Professor Marshall J. Breger participated in the Opening Colloquium on Shia Islamic-Jewish Legal Reasoning in Dialogue, January 4-5, 2023. The Colloquium was sponsored by the Indiana University-Bloomington Center for the Study of the Middle East (CSME).
Breger presented in the panel on Constitutionalism together with Dr. Marzieh Tofighi Darian of Princeton University and Professor Shai Lavi, Professor of Law, head of the Van Leer Jerusalem Institute, co-director of the Minerva Center for the Interdisciplinary Study of End of Life at Tel Aviv University.

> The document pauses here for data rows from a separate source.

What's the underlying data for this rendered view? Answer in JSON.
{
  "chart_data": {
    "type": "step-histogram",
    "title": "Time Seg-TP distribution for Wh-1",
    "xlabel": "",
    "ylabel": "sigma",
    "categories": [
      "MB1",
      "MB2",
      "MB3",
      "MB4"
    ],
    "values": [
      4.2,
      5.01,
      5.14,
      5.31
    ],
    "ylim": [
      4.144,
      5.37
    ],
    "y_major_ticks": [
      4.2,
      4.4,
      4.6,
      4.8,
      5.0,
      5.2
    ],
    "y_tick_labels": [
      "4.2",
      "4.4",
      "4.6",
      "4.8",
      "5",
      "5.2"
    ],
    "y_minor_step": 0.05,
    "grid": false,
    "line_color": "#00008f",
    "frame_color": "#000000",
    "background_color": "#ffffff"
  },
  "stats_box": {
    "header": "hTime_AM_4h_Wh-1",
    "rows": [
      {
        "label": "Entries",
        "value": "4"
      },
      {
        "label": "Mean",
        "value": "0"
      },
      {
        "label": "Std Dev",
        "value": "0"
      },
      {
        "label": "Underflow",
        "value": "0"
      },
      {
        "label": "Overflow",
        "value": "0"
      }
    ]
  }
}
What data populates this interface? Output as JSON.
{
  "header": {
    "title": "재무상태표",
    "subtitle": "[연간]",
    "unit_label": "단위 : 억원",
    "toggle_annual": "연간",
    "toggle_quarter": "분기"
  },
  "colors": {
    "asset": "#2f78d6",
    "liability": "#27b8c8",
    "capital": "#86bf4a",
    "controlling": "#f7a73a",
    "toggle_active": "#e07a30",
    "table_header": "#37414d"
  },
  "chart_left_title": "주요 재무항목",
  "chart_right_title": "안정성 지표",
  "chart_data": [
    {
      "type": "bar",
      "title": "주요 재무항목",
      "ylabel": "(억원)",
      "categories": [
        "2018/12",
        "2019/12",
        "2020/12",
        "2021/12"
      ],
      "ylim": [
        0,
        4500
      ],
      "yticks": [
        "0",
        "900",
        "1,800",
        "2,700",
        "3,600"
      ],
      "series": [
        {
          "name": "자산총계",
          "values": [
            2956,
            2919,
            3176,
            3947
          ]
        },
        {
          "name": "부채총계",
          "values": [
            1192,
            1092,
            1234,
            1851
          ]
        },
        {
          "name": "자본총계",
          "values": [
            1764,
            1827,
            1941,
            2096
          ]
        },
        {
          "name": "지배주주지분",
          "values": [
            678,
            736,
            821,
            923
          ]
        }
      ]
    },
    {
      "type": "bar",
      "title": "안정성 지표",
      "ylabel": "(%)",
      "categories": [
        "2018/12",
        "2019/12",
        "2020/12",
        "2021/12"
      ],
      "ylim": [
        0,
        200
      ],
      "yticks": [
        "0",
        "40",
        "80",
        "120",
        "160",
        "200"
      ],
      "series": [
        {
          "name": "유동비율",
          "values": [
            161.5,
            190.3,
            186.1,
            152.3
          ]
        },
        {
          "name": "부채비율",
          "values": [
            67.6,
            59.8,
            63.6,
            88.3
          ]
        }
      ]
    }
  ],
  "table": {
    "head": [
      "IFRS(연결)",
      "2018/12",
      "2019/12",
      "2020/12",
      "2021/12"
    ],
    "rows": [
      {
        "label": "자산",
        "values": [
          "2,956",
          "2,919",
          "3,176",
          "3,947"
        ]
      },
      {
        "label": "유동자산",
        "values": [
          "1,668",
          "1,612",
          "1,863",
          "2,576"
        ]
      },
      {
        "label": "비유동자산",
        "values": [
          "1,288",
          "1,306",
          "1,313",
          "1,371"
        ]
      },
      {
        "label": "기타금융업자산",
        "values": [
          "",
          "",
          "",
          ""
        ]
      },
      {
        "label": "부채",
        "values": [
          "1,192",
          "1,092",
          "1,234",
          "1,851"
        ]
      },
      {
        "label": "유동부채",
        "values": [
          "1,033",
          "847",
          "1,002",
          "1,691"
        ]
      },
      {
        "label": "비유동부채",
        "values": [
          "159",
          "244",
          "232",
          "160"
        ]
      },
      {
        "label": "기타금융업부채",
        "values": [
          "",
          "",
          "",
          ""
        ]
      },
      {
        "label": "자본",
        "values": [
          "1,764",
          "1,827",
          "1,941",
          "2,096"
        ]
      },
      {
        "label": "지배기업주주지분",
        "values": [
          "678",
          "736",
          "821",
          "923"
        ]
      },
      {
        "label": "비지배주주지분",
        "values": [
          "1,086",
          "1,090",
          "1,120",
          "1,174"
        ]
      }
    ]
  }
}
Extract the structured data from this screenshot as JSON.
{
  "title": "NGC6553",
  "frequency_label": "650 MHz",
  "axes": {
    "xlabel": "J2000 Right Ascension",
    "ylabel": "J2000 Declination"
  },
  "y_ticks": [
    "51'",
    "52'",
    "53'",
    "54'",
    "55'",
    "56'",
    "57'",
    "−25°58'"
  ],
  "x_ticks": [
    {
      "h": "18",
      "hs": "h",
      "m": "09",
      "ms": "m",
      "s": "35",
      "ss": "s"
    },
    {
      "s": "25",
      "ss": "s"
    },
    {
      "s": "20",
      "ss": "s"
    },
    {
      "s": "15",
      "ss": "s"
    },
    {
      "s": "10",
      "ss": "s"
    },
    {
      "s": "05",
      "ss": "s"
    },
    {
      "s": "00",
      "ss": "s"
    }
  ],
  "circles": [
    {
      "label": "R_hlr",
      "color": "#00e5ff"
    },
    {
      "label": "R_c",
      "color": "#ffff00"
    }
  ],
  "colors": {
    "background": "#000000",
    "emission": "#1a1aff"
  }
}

Breger raised the problem of the interpretation of iconic and canonical religious texts. Is the interpretation of those texts “fixed” or even “ordained,” or do they change in different geographical and political contexts? In particular he addressed the interpretation of Jewish law texts from the perspective of the needs of Zionism. He considered the opinions of law decisers like Chief Rabbi Isaac Herzog and Rabbi Ben-Zion Meir Hai Uziel, who interpreted Jewish law from the situational perspective of the state of Israel. Thus his presentation raised the problem of how iconic texts are to be interpreted in the context of time and place. This colloquium is part of a movement in legal philosophy to consider the reasoning process of religious legal systems. The colloquium considered topics as varied as gender, theocracy, clerical authority, violence, and natural law in both legal traditions. It will culminate in a volume on ‘Reasoning in Jewish and Shia Legal systems.’